Dive Brief:
- Business customers are increasingly satisfied with their electric utilities, according to J.D. Power's annual rankings, released today, which found overall satisfaction rose 18 points on a 1,000-point scale compared to last year due to better communication efforts and price improvements.
- But the report also revealed a growing divide between utilities focused on customer service and those which are not. According to J.D. Power, the gap between the highest- and lowest-performing individual utility has increased to a 13-year high of 192 points.
- Entergy Texas (831 points) was the highest-scoring utility in the report, followed by Georgia Power (828), El Paso Electric (820) and Salt River Project (818). Central Maine Power (639) was the only utility evaluated to score less than 700 points.
Dive Insight:
Overall utility satisfaction is rising among business customers, as providers leverage new communication tools while delivering cheaper power. But J.D. Power's annual assessment also finds satisfaction is lagging where utilities are not focused on improvements.
"Electric utilities around the country have been ramping up their communications efforts, often addressing everything from mobile alerts about outages to updates on citizenship initiatives," Adrian Chung, director of utilities intelligence at J.D. Power, said in a statement. "Many top-performing utilities are getting that formula right. ... However, several utilities are still missing the mark by not focusing on these areas that drive customer satisfaction."
Those making strides are visibly maintaining their infrastructure and leveraging technology to communicate timely information with businesses, said Chung.
The survey found business customer satisfaction was almost 200 points higher when customers perceived their utility was making efforts to maintain infrastructure, relative to those customers who were unaware or perceived their utility doing no maintenance.
"Amid continued global media attention on the recent Northern California wildfires, awareness regarding infrastructure maintenance is lowest among customers in the Western region of the United States," J.D. Power said.
Pacific Gas & Electric is ranked lowest among large western utilities. The California utility has been forced to utilize power shutoffs to reduce the risk of sparking new wildfires.
Environmental initiatives generate a positive impact on customer satisfaction, but there is also generally a "low awareness" of the work.

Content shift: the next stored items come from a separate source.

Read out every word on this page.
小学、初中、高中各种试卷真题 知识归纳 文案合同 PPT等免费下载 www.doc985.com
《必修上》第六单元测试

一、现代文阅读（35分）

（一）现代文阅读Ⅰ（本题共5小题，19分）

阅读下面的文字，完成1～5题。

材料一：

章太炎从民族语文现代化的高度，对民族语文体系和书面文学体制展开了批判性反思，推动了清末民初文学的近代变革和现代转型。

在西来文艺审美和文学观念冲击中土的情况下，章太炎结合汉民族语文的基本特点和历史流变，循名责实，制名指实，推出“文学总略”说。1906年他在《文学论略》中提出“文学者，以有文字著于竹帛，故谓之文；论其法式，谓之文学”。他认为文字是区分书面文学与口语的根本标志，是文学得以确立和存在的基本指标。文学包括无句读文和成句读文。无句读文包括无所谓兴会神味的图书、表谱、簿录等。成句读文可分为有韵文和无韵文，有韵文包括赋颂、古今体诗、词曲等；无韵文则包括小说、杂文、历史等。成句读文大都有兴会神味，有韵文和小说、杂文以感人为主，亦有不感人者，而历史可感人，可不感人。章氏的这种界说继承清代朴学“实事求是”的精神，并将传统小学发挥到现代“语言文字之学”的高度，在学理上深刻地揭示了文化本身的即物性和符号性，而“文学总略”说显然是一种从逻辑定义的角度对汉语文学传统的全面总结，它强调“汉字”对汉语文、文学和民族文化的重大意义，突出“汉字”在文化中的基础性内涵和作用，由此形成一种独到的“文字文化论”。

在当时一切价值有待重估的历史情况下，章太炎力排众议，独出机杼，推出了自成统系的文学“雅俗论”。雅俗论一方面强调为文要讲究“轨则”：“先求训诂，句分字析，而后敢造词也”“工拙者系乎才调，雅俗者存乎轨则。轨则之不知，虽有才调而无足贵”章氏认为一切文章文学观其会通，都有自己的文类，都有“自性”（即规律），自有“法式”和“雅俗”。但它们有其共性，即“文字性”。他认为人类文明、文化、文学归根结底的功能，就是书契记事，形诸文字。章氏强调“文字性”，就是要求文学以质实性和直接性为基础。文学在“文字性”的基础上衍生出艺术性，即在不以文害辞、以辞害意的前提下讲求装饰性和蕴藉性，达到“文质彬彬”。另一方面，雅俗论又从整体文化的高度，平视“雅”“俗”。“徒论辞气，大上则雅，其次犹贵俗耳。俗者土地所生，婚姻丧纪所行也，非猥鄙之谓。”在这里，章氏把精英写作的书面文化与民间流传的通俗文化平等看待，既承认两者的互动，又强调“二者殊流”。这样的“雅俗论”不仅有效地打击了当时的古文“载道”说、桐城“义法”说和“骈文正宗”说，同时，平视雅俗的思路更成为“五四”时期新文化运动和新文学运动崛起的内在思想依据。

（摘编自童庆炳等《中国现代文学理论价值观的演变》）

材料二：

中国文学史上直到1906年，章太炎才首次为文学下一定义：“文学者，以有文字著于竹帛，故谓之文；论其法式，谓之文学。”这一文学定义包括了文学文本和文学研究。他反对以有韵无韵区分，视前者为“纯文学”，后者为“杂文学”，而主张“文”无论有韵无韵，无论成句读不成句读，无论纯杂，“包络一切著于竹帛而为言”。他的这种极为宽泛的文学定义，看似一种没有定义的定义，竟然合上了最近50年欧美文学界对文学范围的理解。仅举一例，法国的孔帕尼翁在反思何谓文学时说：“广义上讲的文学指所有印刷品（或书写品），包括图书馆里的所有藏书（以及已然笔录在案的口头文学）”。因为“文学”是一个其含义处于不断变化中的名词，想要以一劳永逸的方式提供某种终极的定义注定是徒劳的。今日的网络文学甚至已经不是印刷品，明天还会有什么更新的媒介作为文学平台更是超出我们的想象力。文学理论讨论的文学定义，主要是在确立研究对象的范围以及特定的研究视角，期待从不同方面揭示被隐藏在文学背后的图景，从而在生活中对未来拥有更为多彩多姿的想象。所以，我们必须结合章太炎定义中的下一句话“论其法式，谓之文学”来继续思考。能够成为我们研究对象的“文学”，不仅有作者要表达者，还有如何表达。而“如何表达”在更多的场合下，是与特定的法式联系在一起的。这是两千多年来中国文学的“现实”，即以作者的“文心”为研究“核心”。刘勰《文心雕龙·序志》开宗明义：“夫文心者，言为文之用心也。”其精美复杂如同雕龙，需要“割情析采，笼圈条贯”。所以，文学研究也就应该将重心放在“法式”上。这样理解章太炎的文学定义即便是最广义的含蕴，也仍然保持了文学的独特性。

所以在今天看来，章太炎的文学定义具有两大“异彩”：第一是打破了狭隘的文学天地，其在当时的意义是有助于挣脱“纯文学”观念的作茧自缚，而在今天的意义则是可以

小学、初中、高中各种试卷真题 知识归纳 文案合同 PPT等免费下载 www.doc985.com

Less than half of business customers are aware of electric utilities efforts to improve their influence on the environment, the report found. Yet when customers are are aware of environmental initiatives, it is associated with a 200-point increase in the utility’s corporate citizenship satisfaction score, the report noted.
The J.D. Power study has been running more than two decades and measures satisfaction among business customers of 87 targeted U.S. electric utilities, each serving more than 40,000 business customers.
In the east region, Exelon subsidiary Baltimore Gas & Electric was the top-scoring large utility; Delmarva was the top-scoring mid-sized utility. In the midwest, MidAmerican Energy and Kentucky Utilities took those honors, respectively. In the south, Georgia Power and Entergy Texas were top scorers in those two categories. Salt River Project and El Paso Electric were leaders in the west region.
While J.D. Power issued a press release today with a high level overview of its latest findings, the detailed results of the annual study have not been released publicly at this time, the company told Utility Dive.